Down on the next landing, which extended over the main entrance then, were what was viewable of the books A H Reed had collected. Because the area was so small, these treasures were squashed up into glass cases, hardly able to be seen properly.

The library had a summer feel about it. One impression is of sunlight pouring into the large back room on the ground floor. (The children’s library, on the other hand, which I discarded after I’d considered I’d read everything of interest, always seemed to be like the land of Narnia, in a permanent state of winter.)

Incidentally, that sense of sunlight is lacking in the new library, which has been designed under the quite reasonable philosophy that books and light don’t go together.
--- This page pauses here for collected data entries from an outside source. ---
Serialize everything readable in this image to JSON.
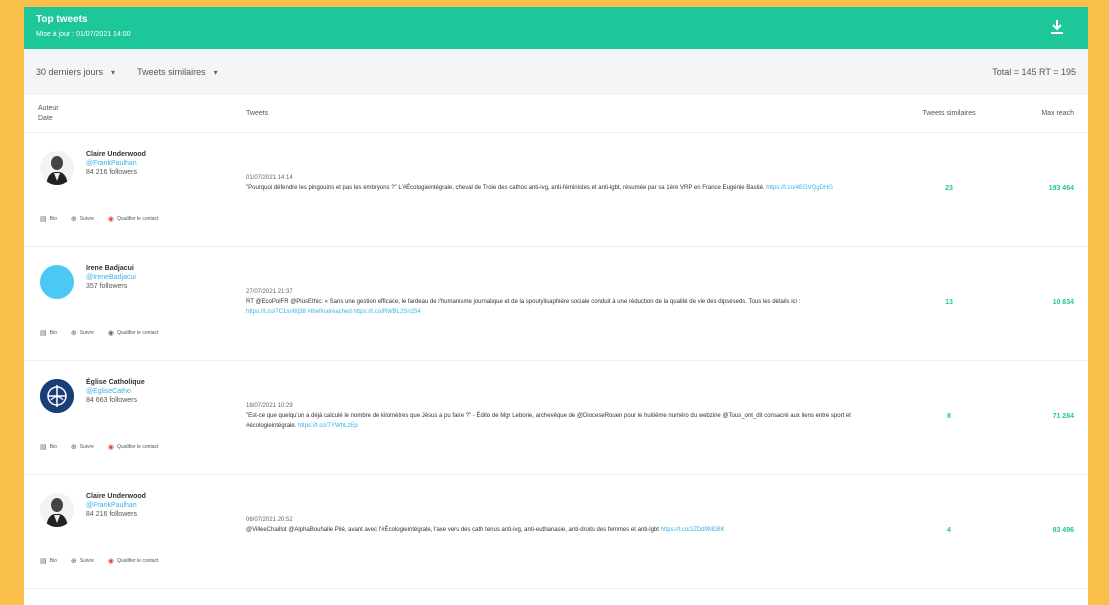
{
  "header": {
    "title": "Top tweets",
    "subtitle": "Mise à jour : 01/07/2021 14:00"
  },
  "filters": {
    "period": "30 derniers jours",
    "type": "Tweets similaires",
    "totals": "Total = 145  RT = 195"
  },
  "columns": {
    "auteur_line1": "Auteur",
    "auteur_line2": "Date",
    "tweets": "Tweets",
    "similaires": "Tweets similaires",
    "reach": "Max reach"
  },
  "actions": {
    "bio": "Bio",
    "suivre": "Suivre",
    "qualifier": "Qualifier le contact"
  },
  "rows": [
    {
      "author": "Claire Underwood",
      "handle": "@FrankPaulhan",
      "followers": "84 216 followers",
      "avatar": "person-avatar",
      "date": "01/07/2021 14:14",
      "text": "\"Pourquoi défendre les pingouins et pas les embryons ?\" L'#Écologieintégrale, cheval de Troie des cathos anti-ivg, anti-féministes et anti-lgbt, résumée par sa 1ère VRP en France Eugénie Bastié.",
      "link": "https://t.co/4EGVQgDHG",
      "similaires": "23",
      "reach": "193 464"
    },
    {
      "author": "Irene Badjacui",
      "handle": "@IreneBadjacui",
      "followers": "357 followers",
      "avatar": "blank-avatar",
      "date": "27/07/2021 21:37",
      "text": "RT @EcoPolFR @PlusEthic: « Sans une gestion efficace, le fardeau de l'humanisme journalique et de la spoutylisaphière sociale conduit à une réduction de la qualité de vie des dipséseds. Tous les détails ici : ",
      "link": "https://t.co/7C1sn6Ij38 #thefinalreached https://t.co/RWBL2Sn254",
      "similaires": "13",
      "reach": "10 834"
    },
    {
      "author": "Église Catholique",
      "handle": "@EgliseCatho",
      "followers": "84 663 followers",
      "avatar": "church-logo",
      "date": "18/07/2021 10:29",
      "text": "\"Est-ce que quelqu'un a déjà calculé le nombre de kilomètres que Jésus a pu faire ?\" - Édito de Mgr Leborie, archevêque de @DioceseRouen pour le huitième numéro du webzine @Tous_ont_dit consacré aux liens entre sport et #écologieintégrale.",
      "link": "https://t.co/TYWhLzEp",
      "similaires": "8",
      "reach": "71 284"
    },
    {
      "author": "Claire Underwood",
      "handle": "@FrankPaulhan",
      "followers": "84 216 followers",
      "avatar": "person-avatar",
      "date": "06/07/2021 20:52",
      "text": "@VilleeChaillot @AlphaBouhalle Pilé, avant avec l'#Écologieintégrale, l'axe vers des cath tenus anti-ivg, anti-euthanasie, anti-droits des femmes et anti-lgbt ",
      "link": "https://t.co/2ZDd9MD8K",
      "similaires": "4",
      "reach": "93 496"
    }
  ]
}
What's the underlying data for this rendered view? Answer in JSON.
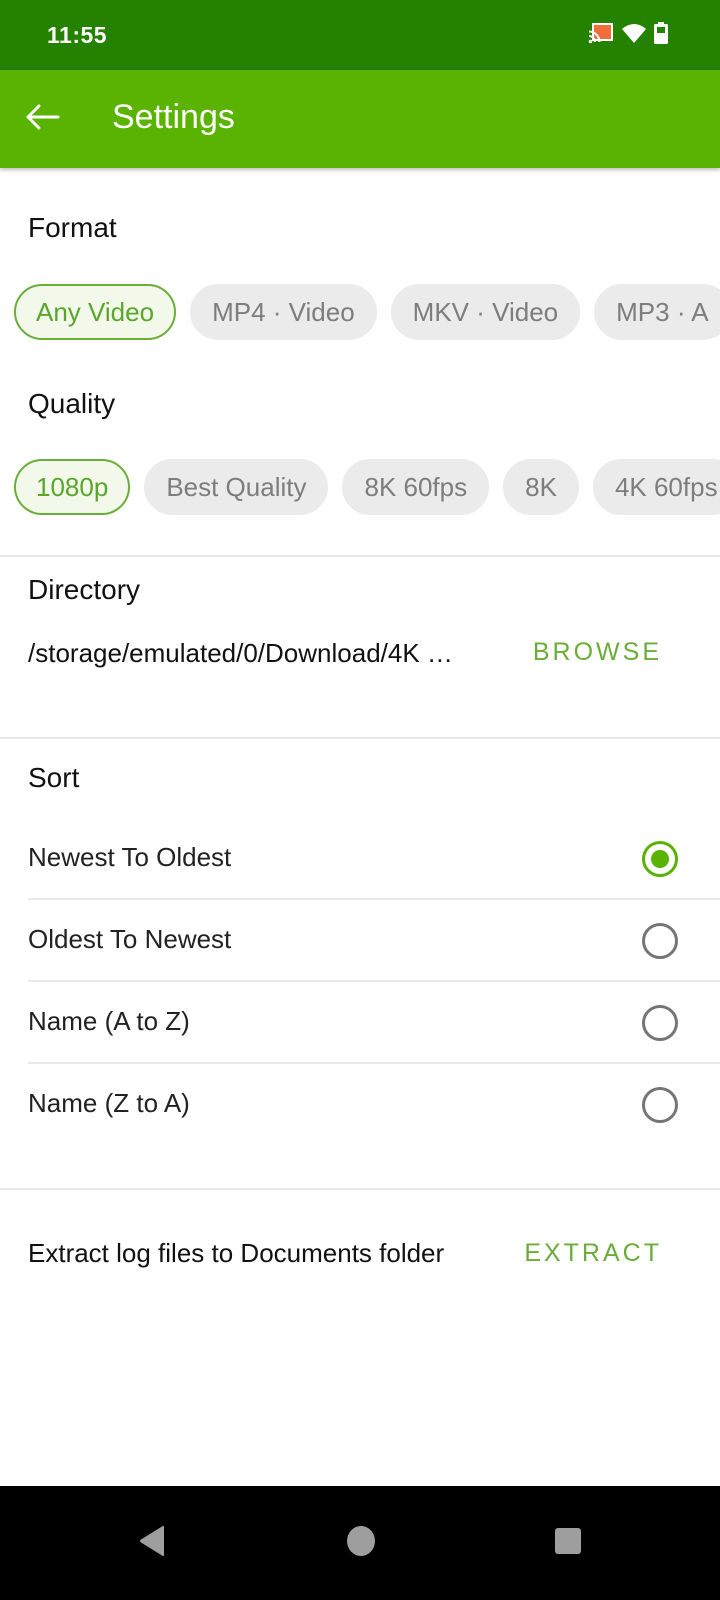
{
  "status_bar": {
    "time": "11:55",
    "icons": [
      "cast-icon",
      "wifi-icon",
      "battery-icon"
    ]
  },
  "app_bar": {
    "back_icon": "arrow-left-icon",
    "title": "Settings"
  },
  "format": {
    "title": "Format",
    "chips": [
      {
        "label": "Any Video",
        "selected": true
      },
      {
        "label": "MP4 · Video",
        "selected": false
      },
      {
        "label": "MKV · Video",
        "selected": false
      },
      {
        "label": "MP3 · A",
        "selected": false
      }
    ]
  },
  "quality": {
    "title": "Quality",
    "chips": [
      {
        "label": "1080p",
        "selected": true
      },
      {
        "label": "Best Quality",
        "selected": false
      },
      {
        "label": "8K 60fps",
        "selected": false
      },
      {
        "label": "8K",
        "selected": false
      },
      {
        "label": "4K 60fps",
        "selected": false
      }
    ]
  },
  "directory": {
    "title": "Directory",
    "path": "/storage/emulated/0/Download/4K …",
    "browse_label": "BROWSE"
  },
  "sort": {
    "title": "Sort",
    "options": [
      {
        "label": "Newest To Oldest",
        "checked": true
      },
      {
        "label": "Oldest To Newest",
        "checked": false
      },
      {
        "label": "Name (A to Z)",
        "checked": false
      },
      {
        "label": "Name (Z to A)",
        "checked": false
      }
    ]
  },
  "extract": {
    "label": "Extract log files to Documents folder",
    "button_label": "EXTRACT"
  },
  "colors": {
    "status_bar": "#248200",
    "app_bar": "#5ab300",
    "accent": "#6aad3a",
    "chip_bg": "#ebebeb",
    "chip_selected_bg": "#f2f8ea"
  },
  "nav_bar": {
    "buttons": [
      "back-triangle-icon",
      "home-circle-icon",
      "recents-square-icon"
    ]
  }
}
Somehow they survived in the old place, including those in the harridan’s upper room with its vast skylight.

The old library had warmth too. The polished wood surroundings and staircases gleamed, and perhaps because the reading public and the books were all squashed together, everything seemed cosier.

Now I’m not saying anything against the new library. In fact, I remember its opening as if it were yesterday.

I worked then in the Civic Centre right next door, and could hardly contain myself waiting for ten o’clock. My ten minute tea break stretched to half an hour while I raced up and down the stairs – including those that proved to be off-limits – taking in the immense sense of space, exploring everything I could lay my eyes on, trying to identify old friends (books, that is). In fact I was amazed there were enough books to go round. Where had they all been hiding in the old place?

I appreciate the new library for its roominess. But when occasionally I dream of libraries, the books, like cats on windowsills, purr in the sun, my sandwiches revolve at 33.3 rpm and the harridan smiles.

 

Mary Ronnie and Ada Fache - two of the Chief Librarians
I remember from my youth and childhood. 

I’m very unfair in this column to the librarian I refer to here as ‘the harridan.’ Libraries were quiet places in her time, and schoolboys were known to be noisy – especially en masse. I think the lady in question would have been Ada Fache, but I’m not one hundred percent sure, and from the photo above she doesn't appear in the least to be a harridan. It may not have been the City Librarian anyway, but some other staff member.

The Children’s Library was in a separate building about three minutes’ walk away. It was housed in a two-storey terrace house, and if the main library was short of space, the Children’s Library had no idea what space was. There were books in every conceivable place, like an old secondhand bookshop that’s sold a good deal less than it’s acquired. And it was dark.